The United Kingdom is expected to avoid a post-Brexit recession after soft economic indicators suggest that the economy has rebounded in August after the initial deceleration in July. As the economic data have been better than expected, it is now expected that the quarterly growth in gross domestic product will stay positive during the second half of this year.
Despite better data, a further easing late this year by the Bank of England (BoE) cannot be ruled out, as the BoE has indicated that it will cut rates if its growth forecast (0.0-0.1 percent q/q in Q3) materializes. The BoE is expected to stay on hold at its upcoming meeting on Thursday but will read the minutes carefully for any changes to its easing bias.
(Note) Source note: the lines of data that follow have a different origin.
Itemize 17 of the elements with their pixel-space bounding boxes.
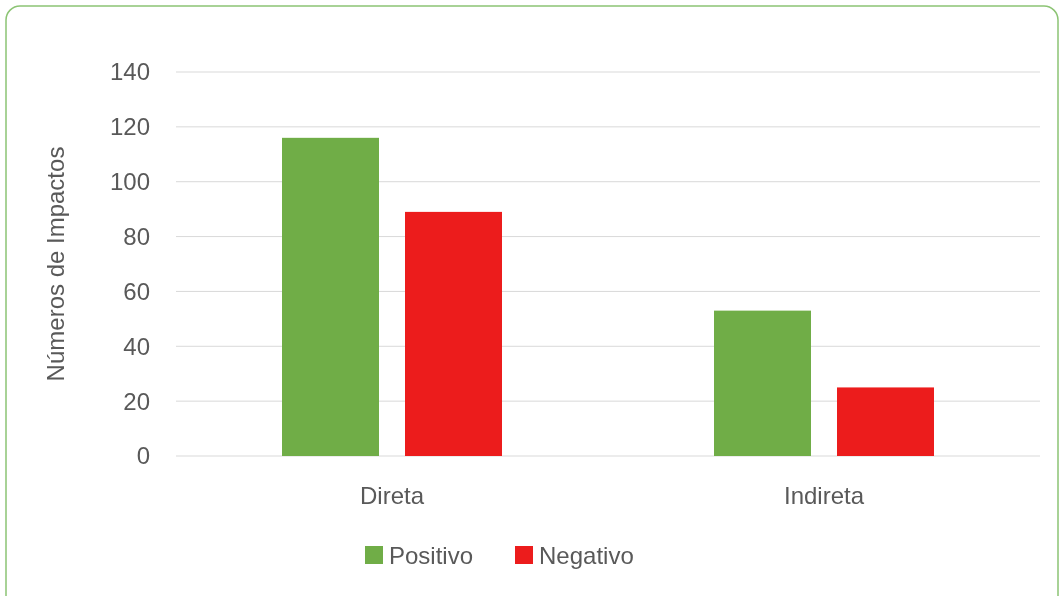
y-tick-label: 60 [123,277,150,305]
y-axis-title: Números de Impactos [42,146,69,382]
legend-label: Positivo [389,542,474,570]
y-tick-label: 120 [109,113,150,141]
bar [282,137,379,456]
bar [837,387,934,456]
y-tick-label: 100 [109,168,150,196]
bar [714,310,811,456]
y-tick-label: 140 [109,58,150,86]
y-tick-label: 20 [123,387,150,415]
y-tick-label: 40 [123,332,150,360]
y-tick-label: 80 [123,222,150,250]
legend-label: Negativo [539,542,634,570]
bar [405,211,502,456]
y-tick-label: 0 [136,442,150,470]
x-tick-label: Indireta [783,482,865,509]
x-tick-label: Direta [359,482,425,509]
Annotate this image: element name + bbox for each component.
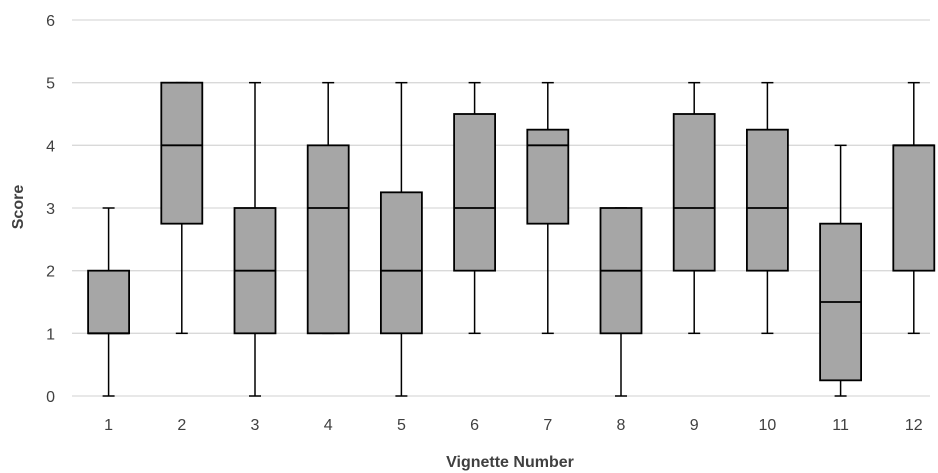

However, 15 basis points cut from 0.25 percent to 0.10 percent is expected in November, but it is a very close call. All three PMIs have rebounded significantly in August after sharp falls in July. Further, NIESR GDP indicator has also been better than expected. Overall, PMIs and the NIESR GDP estimate suggest a slower but still positive GDP growth in Q3, Danske Bank reported in its research note Wednesday.
Moreover, the economy has rebounded due to BoE easing, less political uncertainty after the crowning of Theresa May as PM and no triggering of Article 50. Although consumer confidence rebounded slightly in August after an initial drop, it is still lower than before the referendum. However, consumers still remain significantly quite optimistic above the levels witnessed during 2008- 2013.
In contrast, the housing market remains a risk factor. A severe housing market slowdown could lead to lower private consumption growth and hence hurt overall economic growth. However, overall, the indicators still suggest a slower house price growth and sales activity, not only due to Brexit, but also due to the higher stamp duty tax implemented in April.
"We stress that uncertainty surrounding our forecasts is higher than usual as the Brexit withdrawal negotiations are set to begin early next year. We expect EUR/GBP to continue to trade higher in the coming months due to more BoE easing, political uncertainty and considerable imbalances in the economy," the bank commented in its research report.